Host the World Cup. Invite all of football, as well as its glare and attention. Work your way through 12 years of preparation, planning and build-up. But then what? It’s a question Qatar have never really come close to answering at their own World Cup. They had already made history by becoming the first host nation to be knocked out after just two matches. Without anything to play for against the Netherlands, they at least had the chance to go out with a final flourish. But Qatar produced nothing, and perhaps the most controversial World Cup hosts in tournament history will also go down as one of the most forgettable, too.
The Netherlands are through – that much was never in doubt with Louis van Gaal’s side only requiring a draw to advance. They do so as winners of Group A, after Senegal leapfrogged Ecuador at the last, but without impressing at any stage. Cody Gakpo has been the only bright spark of their World Cup so far and scored the opening goal for the third match in a row. This is increasingly becoming his team, and the Dutch will cling on to his exciting talent when they face the runners-up of Group B in the last 16 on Saturday.
Crucially, that may not be England. In the end, Netherlands did not need to rack up the goals to avoid being beaten to top spot, and therefore avoiding a potential clash with Gareth Southgate’s side. That said, there was very little evidence here that the Netherlands will find the USA, Iran, or Wales any easier. The return of Memphis Depay has at least come just in time. The 28-year-old started his first match of the tournament and was involved in the second goal after the break, as Frenkie de Jong pounced on some more hesitant Qatar defending.
But once again, it was Gakpo who produced their breakthrough moment. After an opening 26 minutes that had lacked inspiration and quality, and in which Qatar were beginning to hold their own, Gakpo flicked to Davy Klaassen, exchanged a smart one-two, and curled into the far corner on the stretch. It was Gakpo’s third goal of the World Cup, joining the likes Wesley Sneijder and Dennis Bergkamp to score in three World Cup games in a row for the Netherlands, and came as the 23-year-old forward decided to take matters into his own hands.

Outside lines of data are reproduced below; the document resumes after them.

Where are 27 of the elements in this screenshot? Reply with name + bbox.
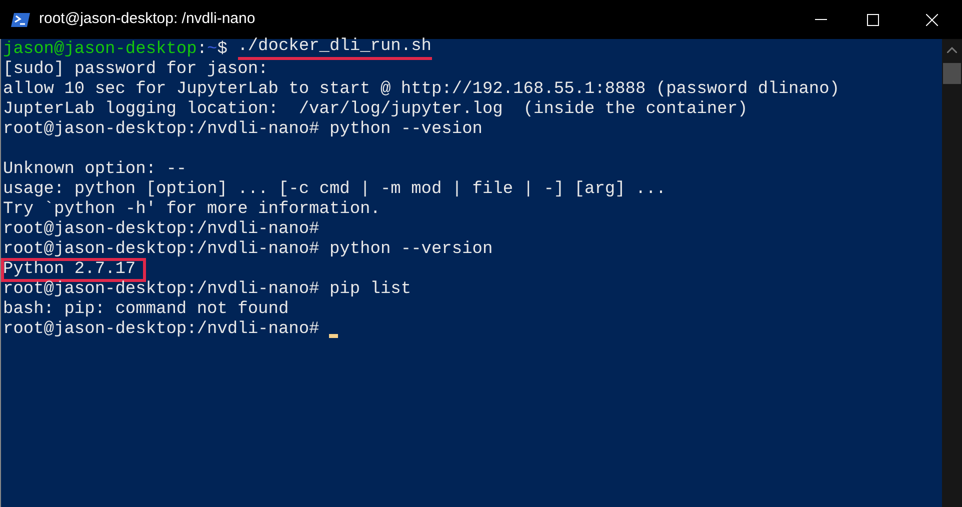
terminal-text: Try `python -h' for more information. [3,200,380,220]
terminal-text: Python 2.7.17 [3,260,144,280]
terminal-text: root@jason-desktop:/nvdli-nano# [3,220,320,240]
minimize-icon [815,19,827,20]
terminal-text: $ [217,40,228,60]
terminal-text: [sudo] password for jason: [3,60,268,80]
window-title: root@jason-desktop: /nvdli-nano [39,9,256,30]
terminal-text: JupterLab logging location: /var/log/jupyter.log (inside the container) [3,100,748,120]
terminal-icon [11,12,31,28]
maximize-icon [867,14,879,26]
terminal-text: jason@jason-desktop [3,40,197,60]
scroll-up-icon [947,47,957,53]
terminal-text: bash: pip: command not found [3,300,289,320]
scrollbar-thumb[interactable] [943,63,961,84]
terminal-text: root@jason-desktop:/nvdli-nano# python --version [3,240,493,260]
text-cursor [329,334,338,338]
terminal-text: root@jason-desktop:/nvdli-nano# [3,320,320,340]
terminal-text: Unknown option: -- [3,160,187,180]
terminal-text: : [196,40,208,60]
terminal-text: usage: python [option] ... [-c cmd | -m mod | file | -] [arg] ... [3,180,666,200]
terminal-text: root@jason-desktop:/nvdli-nano# pip list [3,280,412,300]
close-icon [926,14,938,26]
terminal-text: ~ [207,40,218,60]
scrollbar[interactable] [942,39,962,507]
terminal-text: allow 10 sec for JupyterLab to start @ http://192.168.55.1:8888 (password dlinano) [3,80,840,100]
terminal-text: root@jason-desktop:/nvdli-nano# python --vesion [3,120,482,140]
terminal-text: ./docker_dli_run.sh [238,37,432,60]
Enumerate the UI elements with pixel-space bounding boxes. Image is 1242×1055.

Someone needed to. Qatar had forced a save out of Andries Noppert after Marten de Roon gave the ball away on the edge of the box. Virgil van Dijk frowned as the Netherlands conceded consecutive corners. The Netherlands never looked in danger, though, while Qatar panicked every time the ball bounced and ricocheted in their box. It had gone unpunished in the first half, but the hapless defending that has in many ways defined Qatar’s performances on the pitch at this World Cup was their undoing after the break.
Boualem Khoukhi, who was culpable for Senegal’s opening goal earlier in Group A, was again found at the scene of the crime as he flicked a cross from Denzel Dumfries towards his back post. Depay made a smart run off the shoulder and saw his volley saved at close range by Meshaal Barsham. De Jong, following it in, pounced to get in front of two Qatar defenders and poke in his first World Cup goal. Khoukhi and his defensive partner Ró-Ró were rooted to their heels.
It was job done, and with Ecuador trailing Senegal there was very little jeopardy in the second half, while the excitement could be found in the corresponding Group A fixture as well. Substitutes combined as Vincent Janssen and Steven Berghuis walked in a third goal, only for it to be disallowed for handball from Gakpo in the build-up. From there, the Netherlands stopped playing. Van Gaal’s side failed to convince in a group that has been the weakest of the tournament. They are through but look susceptible to a last-16 exit, unless a dramatic improvement can be found.
And, for Qatar, that was it. A group of players who had been tasked with producing the biggest upset in World Cup history, who had trained extensively and almost as a club team for the past 12 months, never looked close to achieving it. For the people of Qatar, the success of their World Cup was never going to be determined by its team. It would be fair to suggest they expected more than this, though, as a campaign they had waited 12 years for came to a damp and drab conclusion at an Al Bayt Stadium that was barely two-thirds full. Qatar, we barely knew you, although we also now do thanks to the World Cup. For their team, they may not reach this stage again for some time.